At Peninsula Players Theatre, a smaller cast is not unusual, but a focus on plays with snappy run times revolving around human connection meant greater attention was paid to the honesty of the stories being told.

Talley’s Folly involved just two characters and had to rely on the energy the actors brought to the table to move the story forward. Romance in D has double that number in its cast, but it told such a realistic, down-to-earth story that you were able to turn off the part of your brain that keeps track of sweeping narrative details and just fall in love with the characters and their interesting, passionate conversations.

Neil Brookshire and Cassandra Bissell star in Romance in D at Peninsula Players. Photo by Len Villano.

Third Avenue PlayWorks (TAP) will open its fall season in October with a small cast and an out-of-the-box story in its newly renovated space. I can’t wait to see how Gutenberg! The Musical! will navigate the still-uncertain waters, but I have no doubt it will be just as imaginative as previous TAP seasons have been.  

This season has been a real treat for me. As someone who holds honesty above all else, I felt that many of the shows were a breath of fresh air. Don’t get me wrong: The theaters here always deliver quality shows with high production values – the lighting, sound, scenery, props, costumes and other elements of stagecraft – but when I say “honesty,” I mean something very specific. 

I believe that actors should constantly be aware of the stage under their feet and the human being across from them. It’s not enough to say a line: Actors must look each other in the eye and tell each other something, honestly. 

If a production nails that, everything else will fall into place. If it doesn’t, it won’t matter how lavish the set is or how energetic the choreography is – the show will be missing its most fundamental piece. This season, each company pulled back and refocused on what makes it special, and I think this treated Door County audiences to a richer theater experience than they’ve had before. 

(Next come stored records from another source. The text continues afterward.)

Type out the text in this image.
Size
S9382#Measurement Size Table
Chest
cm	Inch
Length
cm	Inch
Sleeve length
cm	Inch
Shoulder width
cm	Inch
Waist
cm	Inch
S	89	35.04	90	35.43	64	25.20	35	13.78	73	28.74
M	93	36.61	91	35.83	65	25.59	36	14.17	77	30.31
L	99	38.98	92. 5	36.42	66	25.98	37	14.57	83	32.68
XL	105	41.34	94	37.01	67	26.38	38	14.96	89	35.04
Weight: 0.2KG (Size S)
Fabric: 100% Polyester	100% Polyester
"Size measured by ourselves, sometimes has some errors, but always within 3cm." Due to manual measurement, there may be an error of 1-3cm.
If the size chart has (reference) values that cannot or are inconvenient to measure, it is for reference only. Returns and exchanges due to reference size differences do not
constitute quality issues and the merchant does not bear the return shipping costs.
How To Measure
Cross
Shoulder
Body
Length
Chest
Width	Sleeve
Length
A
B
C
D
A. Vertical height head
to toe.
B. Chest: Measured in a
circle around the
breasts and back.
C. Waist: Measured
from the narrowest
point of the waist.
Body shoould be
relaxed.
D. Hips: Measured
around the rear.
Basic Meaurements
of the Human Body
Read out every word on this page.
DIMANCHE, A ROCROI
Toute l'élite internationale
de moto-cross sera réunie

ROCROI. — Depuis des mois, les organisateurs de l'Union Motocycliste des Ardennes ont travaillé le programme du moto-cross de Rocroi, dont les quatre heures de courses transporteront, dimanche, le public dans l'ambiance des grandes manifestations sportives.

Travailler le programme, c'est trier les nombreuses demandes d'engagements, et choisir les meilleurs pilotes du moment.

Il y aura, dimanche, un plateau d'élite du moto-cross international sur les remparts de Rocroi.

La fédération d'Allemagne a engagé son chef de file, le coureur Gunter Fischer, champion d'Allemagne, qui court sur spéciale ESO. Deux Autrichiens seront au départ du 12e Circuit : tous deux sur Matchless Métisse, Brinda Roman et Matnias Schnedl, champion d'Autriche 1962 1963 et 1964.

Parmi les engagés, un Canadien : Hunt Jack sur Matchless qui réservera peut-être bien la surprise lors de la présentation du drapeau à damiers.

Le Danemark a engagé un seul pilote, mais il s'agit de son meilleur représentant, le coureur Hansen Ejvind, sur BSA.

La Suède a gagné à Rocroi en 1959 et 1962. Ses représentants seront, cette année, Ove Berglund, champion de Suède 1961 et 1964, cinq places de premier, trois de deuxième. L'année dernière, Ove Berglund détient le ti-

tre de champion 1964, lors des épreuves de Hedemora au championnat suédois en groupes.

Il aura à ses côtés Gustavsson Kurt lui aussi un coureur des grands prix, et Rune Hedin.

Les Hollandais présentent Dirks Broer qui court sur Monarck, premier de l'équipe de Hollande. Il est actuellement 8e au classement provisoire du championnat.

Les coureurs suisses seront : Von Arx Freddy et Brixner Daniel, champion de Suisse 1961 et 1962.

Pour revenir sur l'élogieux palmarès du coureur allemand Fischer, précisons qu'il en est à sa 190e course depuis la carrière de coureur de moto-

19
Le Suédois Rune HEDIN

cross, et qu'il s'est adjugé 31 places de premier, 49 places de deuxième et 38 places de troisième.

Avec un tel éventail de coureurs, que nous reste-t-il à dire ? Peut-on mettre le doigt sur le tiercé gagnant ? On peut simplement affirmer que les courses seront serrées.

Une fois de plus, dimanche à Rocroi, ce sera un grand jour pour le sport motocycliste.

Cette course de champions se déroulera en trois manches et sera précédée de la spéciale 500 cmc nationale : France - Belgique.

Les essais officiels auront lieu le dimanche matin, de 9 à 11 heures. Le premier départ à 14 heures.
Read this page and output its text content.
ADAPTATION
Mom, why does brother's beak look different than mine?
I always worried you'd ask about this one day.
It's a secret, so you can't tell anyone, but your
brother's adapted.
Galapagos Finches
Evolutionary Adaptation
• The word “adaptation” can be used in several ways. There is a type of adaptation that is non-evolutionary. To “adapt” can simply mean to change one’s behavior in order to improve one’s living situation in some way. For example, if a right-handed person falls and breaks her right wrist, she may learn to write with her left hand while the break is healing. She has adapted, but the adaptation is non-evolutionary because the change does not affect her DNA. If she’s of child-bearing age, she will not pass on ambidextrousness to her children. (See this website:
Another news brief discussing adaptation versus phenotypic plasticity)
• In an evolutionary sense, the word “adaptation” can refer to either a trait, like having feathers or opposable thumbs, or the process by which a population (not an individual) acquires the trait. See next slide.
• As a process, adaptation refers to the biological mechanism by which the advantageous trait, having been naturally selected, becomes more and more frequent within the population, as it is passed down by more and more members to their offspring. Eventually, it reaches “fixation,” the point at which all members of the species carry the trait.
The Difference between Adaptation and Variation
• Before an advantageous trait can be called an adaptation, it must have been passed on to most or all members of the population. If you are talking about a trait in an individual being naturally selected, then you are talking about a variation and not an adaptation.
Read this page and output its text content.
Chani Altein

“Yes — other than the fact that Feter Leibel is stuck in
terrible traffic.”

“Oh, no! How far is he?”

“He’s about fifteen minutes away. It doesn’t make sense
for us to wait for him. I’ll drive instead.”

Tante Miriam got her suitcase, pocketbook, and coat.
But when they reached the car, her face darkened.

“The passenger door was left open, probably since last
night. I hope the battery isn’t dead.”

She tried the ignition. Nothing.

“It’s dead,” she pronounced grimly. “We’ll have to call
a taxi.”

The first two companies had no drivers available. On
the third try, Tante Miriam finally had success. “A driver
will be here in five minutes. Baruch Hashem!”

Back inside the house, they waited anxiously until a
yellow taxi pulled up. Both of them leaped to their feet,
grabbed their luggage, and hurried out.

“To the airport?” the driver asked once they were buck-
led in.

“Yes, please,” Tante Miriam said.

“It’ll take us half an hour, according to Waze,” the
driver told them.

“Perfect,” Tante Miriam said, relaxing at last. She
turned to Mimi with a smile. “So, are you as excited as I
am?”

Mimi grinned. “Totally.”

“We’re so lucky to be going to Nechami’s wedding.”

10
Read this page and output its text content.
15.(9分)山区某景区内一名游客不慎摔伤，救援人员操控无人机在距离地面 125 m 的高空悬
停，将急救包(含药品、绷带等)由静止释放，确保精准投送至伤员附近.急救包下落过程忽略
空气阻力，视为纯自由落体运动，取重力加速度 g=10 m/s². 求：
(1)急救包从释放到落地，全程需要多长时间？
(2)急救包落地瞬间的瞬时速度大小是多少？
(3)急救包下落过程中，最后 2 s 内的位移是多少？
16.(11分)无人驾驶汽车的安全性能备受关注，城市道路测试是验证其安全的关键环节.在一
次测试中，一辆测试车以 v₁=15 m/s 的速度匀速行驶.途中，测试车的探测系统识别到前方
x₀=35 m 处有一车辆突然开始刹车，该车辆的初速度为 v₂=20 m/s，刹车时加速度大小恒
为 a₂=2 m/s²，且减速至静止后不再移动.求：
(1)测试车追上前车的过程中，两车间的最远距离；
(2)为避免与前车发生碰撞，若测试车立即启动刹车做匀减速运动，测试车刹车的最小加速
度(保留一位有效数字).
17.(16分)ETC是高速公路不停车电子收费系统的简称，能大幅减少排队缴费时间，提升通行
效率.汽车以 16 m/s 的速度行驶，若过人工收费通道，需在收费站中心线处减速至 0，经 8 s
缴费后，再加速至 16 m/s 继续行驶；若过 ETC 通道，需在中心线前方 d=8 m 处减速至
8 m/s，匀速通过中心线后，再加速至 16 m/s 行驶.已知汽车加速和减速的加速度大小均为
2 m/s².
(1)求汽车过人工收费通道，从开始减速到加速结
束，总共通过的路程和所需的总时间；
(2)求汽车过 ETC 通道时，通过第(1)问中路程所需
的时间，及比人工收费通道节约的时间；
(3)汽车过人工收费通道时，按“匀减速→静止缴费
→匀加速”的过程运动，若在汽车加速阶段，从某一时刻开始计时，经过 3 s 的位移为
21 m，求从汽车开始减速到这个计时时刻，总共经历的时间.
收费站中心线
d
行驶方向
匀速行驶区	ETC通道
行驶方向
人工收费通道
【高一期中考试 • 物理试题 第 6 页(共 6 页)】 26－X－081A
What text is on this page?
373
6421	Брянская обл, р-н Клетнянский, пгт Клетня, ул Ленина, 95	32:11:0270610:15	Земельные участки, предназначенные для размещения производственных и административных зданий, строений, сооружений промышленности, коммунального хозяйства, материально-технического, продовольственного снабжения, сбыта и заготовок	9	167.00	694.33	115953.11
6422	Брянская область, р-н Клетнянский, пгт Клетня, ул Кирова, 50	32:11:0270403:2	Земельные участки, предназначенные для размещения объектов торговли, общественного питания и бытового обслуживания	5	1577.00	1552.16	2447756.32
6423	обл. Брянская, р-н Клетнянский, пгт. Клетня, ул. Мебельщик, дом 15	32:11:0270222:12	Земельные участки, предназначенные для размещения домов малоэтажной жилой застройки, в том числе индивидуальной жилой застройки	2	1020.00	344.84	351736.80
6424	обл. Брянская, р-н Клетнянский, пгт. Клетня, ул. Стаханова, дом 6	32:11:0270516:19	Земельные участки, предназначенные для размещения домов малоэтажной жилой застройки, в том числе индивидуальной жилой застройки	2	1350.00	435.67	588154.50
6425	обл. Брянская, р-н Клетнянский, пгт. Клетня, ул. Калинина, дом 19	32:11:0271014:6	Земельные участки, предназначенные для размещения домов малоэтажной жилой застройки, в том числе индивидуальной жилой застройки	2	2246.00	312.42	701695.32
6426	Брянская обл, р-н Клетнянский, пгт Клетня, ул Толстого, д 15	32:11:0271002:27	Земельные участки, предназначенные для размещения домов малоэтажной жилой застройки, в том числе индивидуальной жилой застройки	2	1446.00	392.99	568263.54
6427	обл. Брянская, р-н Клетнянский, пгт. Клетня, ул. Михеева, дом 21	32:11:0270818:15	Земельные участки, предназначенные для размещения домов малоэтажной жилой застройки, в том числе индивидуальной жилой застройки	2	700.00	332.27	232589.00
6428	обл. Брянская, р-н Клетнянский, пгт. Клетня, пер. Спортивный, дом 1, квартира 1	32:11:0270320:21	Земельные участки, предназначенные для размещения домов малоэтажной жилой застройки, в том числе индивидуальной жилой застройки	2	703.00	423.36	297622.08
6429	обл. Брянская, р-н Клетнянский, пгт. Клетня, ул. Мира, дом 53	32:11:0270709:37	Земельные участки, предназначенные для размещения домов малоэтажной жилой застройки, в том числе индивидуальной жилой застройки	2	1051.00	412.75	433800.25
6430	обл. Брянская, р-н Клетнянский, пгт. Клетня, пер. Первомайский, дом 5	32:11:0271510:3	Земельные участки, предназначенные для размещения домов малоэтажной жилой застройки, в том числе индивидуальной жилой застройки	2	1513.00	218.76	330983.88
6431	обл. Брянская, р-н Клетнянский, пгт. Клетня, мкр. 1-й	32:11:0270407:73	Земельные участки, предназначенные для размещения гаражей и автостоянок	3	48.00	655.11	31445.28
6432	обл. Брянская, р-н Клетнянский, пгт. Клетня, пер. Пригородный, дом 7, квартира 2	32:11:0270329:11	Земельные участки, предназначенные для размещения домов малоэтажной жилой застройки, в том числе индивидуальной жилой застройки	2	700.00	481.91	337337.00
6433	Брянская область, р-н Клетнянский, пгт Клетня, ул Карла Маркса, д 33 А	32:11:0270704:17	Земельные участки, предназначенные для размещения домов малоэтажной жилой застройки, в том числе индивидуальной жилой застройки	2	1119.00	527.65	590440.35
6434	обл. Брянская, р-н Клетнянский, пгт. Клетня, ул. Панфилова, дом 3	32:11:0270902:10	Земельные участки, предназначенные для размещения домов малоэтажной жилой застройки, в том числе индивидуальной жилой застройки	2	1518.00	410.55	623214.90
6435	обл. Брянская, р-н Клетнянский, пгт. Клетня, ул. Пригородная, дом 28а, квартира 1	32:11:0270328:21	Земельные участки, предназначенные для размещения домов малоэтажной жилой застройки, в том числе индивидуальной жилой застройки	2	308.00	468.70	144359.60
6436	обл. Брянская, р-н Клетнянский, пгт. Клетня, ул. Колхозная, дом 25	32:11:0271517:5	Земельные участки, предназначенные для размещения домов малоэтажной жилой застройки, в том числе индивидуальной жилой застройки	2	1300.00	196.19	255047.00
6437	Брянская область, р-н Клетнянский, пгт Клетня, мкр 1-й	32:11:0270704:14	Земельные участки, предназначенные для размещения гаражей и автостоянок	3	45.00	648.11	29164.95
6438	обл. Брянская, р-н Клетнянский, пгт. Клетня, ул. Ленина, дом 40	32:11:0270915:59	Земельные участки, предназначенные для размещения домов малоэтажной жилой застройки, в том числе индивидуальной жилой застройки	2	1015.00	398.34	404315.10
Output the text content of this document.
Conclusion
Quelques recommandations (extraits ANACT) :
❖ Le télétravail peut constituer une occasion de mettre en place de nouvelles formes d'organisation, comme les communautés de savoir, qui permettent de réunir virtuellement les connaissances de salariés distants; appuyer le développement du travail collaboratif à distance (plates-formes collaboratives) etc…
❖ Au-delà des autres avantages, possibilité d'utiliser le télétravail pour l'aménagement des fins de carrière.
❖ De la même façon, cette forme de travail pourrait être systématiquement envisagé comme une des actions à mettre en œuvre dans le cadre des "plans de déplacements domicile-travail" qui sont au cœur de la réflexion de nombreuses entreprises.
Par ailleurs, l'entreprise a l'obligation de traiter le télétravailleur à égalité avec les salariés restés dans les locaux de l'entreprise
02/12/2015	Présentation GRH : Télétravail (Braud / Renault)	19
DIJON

I hope as many things as possible return to normal next year. I hope theaters are able to recoup their losses and then some. I hope as many actors and technicians as possible are able to land contracts up here. I also hope that some of the spark that I saw on stage this year remains. I hope that stepping off the cliff, while terrifying, made clear some opportunities, and that we’ll continue to see new, more experimental productions from these theater companies in the future.